Bad Methods Yield Non-Actionable Answers

Originally published June 2017

Having drunk the KoolAid of rubrics and assessment, many the untrained academic administrator epitomizes that old saw about a knowing just enough to be dangerous. Suppose a manager wants to make a decision based on multiple criteria. An academic manager, for example, might consider

  • Employee Type
  • Organization Needs and Employee Expertise
  • Employee Productivity
  • Employee Versatility
  • Engagement in Critical Roles

The plan is to rate each employee on each dimension and then add up the ratings to yield a score that will permit comparison between employees for the purpose of decisions about whether to retain the employee or not.

The individual ratings will be some variation on High, Medium, Low.

The use of rubrics such as this is all the rage in higher education. Unfortunately, they are frequently deployed in a manner that reduces

Ratings are not normalized

By having some categories top ranking count 3 and others 2 points we introduce a distortion into the final score. Type, match, and productivity “count” more than versatility and critical role.  If that’s intended, fine, but if not, it skews results.

Ordinal Scales Do Not Contain Distance Information

Any fool, as they say, knows that “high” is more than “medium” which is more than “low” and “low” is more than “none.”  When we have a scale that has this property we call it an “ordinal” scale; the elements of the scale can unambiguously be ordered from low to high.

What we do NOT know, though, is whether the “distance” between a high rating and a medium rating is equal to the distance between a medium rating and a low rating.

Although it is extremely common to look at an ordinal scale like “high, medium, and low” and assign 3 to high, 2 to medium, and 1 to low, this is a serious methodological error.  It invents information out of thin air and inserts it into the assessment. The ways in which this distorts the answers that emerge from the measurement cannot be determined without careful analysis. Just writing 3, 2, 1 next to words is not careful analysis.

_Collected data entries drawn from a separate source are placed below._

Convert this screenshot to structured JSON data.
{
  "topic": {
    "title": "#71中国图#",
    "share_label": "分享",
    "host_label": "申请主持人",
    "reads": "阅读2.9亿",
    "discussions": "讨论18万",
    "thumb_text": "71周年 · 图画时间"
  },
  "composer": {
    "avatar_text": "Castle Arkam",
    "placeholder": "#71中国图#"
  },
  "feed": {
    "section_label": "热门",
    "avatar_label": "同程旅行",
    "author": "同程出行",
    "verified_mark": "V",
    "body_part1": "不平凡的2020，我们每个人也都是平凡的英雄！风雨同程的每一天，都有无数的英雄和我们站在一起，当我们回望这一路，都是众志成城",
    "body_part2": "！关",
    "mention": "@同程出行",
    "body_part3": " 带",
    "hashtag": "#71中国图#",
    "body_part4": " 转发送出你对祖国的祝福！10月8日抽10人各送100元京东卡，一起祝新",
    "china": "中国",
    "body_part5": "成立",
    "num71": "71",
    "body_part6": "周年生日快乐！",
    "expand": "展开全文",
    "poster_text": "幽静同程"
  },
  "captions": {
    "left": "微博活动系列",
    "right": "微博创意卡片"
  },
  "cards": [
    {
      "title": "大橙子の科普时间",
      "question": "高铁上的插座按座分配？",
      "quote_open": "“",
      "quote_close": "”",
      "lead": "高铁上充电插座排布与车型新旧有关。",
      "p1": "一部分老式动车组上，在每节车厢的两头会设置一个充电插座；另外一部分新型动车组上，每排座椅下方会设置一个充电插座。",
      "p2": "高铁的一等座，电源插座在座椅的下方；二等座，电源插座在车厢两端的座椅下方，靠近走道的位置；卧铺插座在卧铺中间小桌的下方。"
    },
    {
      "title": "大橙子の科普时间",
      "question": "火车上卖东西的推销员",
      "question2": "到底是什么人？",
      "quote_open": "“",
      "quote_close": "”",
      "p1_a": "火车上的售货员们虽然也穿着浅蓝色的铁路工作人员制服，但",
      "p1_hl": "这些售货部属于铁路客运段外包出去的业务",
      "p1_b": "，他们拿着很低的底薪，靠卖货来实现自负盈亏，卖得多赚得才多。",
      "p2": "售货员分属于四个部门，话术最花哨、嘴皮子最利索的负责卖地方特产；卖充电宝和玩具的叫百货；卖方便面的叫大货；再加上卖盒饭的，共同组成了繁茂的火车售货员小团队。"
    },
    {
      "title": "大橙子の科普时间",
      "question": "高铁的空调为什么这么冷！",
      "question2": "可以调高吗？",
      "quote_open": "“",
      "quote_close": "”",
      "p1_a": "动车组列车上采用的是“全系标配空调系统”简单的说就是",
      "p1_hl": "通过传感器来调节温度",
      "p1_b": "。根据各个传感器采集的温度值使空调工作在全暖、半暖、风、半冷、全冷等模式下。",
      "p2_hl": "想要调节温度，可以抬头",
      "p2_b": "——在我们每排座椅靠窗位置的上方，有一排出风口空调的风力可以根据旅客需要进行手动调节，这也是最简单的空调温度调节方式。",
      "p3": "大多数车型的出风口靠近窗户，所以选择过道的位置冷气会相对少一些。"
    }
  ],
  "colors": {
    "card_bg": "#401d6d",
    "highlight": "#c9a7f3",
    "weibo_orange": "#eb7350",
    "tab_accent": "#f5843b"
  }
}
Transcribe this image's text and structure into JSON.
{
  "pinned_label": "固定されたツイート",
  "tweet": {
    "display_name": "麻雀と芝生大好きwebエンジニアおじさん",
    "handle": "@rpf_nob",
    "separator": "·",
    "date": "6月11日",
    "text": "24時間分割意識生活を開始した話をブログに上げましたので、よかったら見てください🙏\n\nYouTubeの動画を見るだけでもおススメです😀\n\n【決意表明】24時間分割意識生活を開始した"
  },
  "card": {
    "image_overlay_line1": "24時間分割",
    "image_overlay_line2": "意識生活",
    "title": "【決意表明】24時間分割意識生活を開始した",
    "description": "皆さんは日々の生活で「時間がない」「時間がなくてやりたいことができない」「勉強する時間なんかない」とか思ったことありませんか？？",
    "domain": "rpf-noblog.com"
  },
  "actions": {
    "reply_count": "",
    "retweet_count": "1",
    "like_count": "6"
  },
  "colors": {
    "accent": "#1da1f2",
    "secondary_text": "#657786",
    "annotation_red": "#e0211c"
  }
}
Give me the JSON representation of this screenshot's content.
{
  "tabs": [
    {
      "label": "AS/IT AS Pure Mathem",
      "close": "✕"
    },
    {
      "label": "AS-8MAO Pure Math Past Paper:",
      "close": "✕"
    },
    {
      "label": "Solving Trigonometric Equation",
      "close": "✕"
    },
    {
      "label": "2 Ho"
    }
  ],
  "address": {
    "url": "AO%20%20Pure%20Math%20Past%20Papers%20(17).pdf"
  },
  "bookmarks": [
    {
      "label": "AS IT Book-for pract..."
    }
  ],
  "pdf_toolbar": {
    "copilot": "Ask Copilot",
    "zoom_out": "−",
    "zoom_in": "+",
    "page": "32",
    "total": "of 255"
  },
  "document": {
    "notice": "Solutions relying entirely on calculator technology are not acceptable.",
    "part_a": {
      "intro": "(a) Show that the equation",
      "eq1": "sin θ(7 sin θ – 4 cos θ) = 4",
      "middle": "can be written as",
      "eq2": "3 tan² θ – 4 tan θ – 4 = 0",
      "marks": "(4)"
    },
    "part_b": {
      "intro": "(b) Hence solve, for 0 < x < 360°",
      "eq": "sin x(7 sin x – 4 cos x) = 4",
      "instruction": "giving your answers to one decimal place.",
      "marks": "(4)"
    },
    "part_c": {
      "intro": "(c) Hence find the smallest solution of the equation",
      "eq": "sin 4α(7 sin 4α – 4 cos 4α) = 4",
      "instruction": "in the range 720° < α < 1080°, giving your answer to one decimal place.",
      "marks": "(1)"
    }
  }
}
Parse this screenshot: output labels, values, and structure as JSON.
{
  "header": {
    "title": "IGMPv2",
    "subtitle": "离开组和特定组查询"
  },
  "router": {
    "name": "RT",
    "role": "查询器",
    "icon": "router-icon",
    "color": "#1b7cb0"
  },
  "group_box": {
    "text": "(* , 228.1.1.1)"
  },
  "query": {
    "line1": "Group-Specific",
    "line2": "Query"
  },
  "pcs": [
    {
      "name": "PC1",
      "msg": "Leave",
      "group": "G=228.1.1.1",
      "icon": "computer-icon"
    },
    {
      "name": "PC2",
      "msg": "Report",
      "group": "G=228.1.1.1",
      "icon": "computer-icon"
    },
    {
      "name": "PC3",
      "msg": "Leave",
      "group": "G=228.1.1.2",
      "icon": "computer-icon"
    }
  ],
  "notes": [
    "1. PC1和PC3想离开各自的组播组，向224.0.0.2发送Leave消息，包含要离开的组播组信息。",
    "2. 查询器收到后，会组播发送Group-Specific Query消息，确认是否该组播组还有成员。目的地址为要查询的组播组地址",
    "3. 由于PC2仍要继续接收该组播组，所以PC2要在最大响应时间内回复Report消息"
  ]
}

Criteria Overlap Double Counts Things

Suppose some of the same underlying traits and behaviors contribute to a needs/expertise match and an employee’s versatility and that this trait is one of many we would like to consider in deciding whether to retain the employee. Since it has an impact on both factors its presence effectively gets counted twice (as would its absence).
Unless we are very careful to be sure that each rating category is separate and distinct, a rubric like this introduces distortion into the final score by unintentionally overweighting some factors and underweighting others.

Sequence Matters

When using rubrics like this we sometimes hear that one or another criteria is only used after the others or is used as a screen before the others. This too needs to be done thoughtfully and deliberately. It is not hard to show how different sequences of applying criteria can result in different outcomes.

Zero is Not Nothing

A final problem with scales like these is that even if the distance between the ratings were meaningful, it is not always the case that we have a well defined “zero” rating.  Assigning zero to the lowest rating category is not the same as saying that those assigned to this category have none of whatever is being measured.
The problem that this introduces is that a scale without a well understood zero measurement yields measurements that cannot be multiplied and divided. This means that we cannot think in terms of average ratings as we often do.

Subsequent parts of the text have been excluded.